Zakaria also noted that in the EU’s Big 5 economies (France, Germany, Italy, Spain, and the U.K.) “you have at least 37.6% using injectables.”
If you see that a patient profile “can still benefit from the first-line injectables, then I urge you not to exclude them from the management spectrum of MS,” he concluded.
Final remarks and poll results
In his final remarks, Zakaria said: “As clinicians, the important thing is to have close communication with your patient. Even if you use a medication that is under question … the important thing is to follow the patient closely. As long as the patient is benefiting — whether he is benefiting really or is a placebo effect — then you can continue on.”

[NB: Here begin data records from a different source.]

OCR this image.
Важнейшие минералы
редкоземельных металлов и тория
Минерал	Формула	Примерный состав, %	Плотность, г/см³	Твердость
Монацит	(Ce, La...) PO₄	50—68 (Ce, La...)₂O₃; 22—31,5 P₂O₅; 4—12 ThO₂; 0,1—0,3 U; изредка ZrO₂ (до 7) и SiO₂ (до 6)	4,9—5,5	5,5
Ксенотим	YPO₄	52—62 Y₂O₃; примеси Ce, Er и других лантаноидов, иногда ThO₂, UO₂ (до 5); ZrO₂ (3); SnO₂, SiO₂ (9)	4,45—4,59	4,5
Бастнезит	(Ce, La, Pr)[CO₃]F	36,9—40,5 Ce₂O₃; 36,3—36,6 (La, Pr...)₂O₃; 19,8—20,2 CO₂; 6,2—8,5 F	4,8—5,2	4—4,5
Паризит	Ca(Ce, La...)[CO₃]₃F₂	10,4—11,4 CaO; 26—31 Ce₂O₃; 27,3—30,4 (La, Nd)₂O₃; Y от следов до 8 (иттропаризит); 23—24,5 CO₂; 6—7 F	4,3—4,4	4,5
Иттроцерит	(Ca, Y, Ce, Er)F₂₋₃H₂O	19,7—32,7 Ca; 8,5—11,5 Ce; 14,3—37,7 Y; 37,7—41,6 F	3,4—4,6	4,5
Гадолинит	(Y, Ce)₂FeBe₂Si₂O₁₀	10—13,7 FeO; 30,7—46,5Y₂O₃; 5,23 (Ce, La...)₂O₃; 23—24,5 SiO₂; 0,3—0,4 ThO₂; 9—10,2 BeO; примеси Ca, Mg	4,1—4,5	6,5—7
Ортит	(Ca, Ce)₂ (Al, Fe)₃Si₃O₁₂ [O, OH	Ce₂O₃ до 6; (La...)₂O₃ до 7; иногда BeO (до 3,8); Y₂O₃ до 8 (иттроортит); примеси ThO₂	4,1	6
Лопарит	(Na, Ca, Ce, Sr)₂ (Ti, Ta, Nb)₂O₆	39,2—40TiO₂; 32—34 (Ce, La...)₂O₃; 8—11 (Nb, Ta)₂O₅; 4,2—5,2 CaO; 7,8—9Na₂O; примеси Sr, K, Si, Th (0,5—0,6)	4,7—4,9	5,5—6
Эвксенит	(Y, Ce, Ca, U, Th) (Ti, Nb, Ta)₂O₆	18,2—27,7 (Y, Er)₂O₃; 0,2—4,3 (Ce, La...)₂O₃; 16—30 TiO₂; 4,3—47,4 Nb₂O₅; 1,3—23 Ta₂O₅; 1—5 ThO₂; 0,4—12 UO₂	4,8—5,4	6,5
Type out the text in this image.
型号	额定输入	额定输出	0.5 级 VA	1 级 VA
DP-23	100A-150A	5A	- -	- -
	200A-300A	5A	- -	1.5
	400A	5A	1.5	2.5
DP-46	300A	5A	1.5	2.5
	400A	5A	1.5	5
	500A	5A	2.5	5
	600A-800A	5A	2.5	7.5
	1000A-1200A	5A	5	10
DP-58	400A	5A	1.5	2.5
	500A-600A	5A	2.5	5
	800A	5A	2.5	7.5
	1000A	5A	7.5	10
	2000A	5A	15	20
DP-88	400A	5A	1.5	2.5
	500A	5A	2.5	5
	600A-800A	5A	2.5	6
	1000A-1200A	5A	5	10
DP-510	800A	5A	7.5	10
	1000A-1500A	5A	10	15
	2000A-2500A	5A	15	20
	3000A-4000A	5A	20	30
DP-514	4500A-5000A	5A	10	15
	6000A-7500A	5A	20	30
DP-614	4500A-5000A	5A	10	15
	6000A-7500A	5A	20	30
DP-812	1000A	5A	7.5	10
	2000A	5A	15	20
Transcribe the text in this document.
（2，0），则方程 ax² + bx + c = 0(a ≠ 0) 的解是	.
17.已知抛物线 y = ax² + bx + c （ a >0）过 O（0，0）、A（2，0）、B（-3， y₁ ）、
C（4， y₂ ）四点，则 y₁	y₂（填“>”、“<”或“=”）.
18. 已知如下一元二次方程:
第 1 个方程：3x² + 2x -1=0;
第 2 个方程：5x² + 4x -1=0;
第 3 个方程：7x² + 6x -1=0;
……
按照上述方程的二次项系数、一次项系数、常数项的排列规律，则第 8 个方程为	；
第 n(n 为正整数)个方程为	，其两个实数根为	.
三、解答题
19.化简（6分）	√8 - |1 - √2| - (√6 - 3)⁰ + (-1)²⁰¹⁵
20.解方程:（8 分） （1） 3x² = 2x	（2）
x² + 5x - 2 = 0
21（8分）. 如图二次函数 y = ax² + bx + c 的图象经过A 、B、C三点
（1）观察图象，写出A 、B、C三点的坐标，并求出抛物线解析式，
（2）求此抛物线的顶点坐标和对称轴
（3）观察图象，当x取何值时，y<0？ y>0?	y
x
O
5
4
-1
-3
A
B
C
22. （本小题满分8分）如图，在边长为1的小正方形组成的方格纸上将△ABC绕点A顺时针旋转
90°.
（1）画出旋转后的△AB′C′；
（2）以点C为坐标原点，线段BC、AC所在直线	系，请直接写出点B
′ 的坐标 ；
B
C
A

“We should question what we do. If a drug costs very little, if it’s a cheap placebo as I said, and it doesn’t harm the patient, I’m OK because it means the patient gets taken care of. But if we have a price level in Europe of 10,000 euros a year … then I think we are not spending the resources of society wisely,” Kobelt said in her concluding statement.
Before the debate, the poll results on Twitter showed that 54% of those who voted agreed that injectables were inappropriate, while 46% disagreed. At the end of the presentation, however, the result shifted, with final results showing 40% agreeing that injectables were inappropriate and 60% disagreeing, making Zakaria the winner of the burning debate.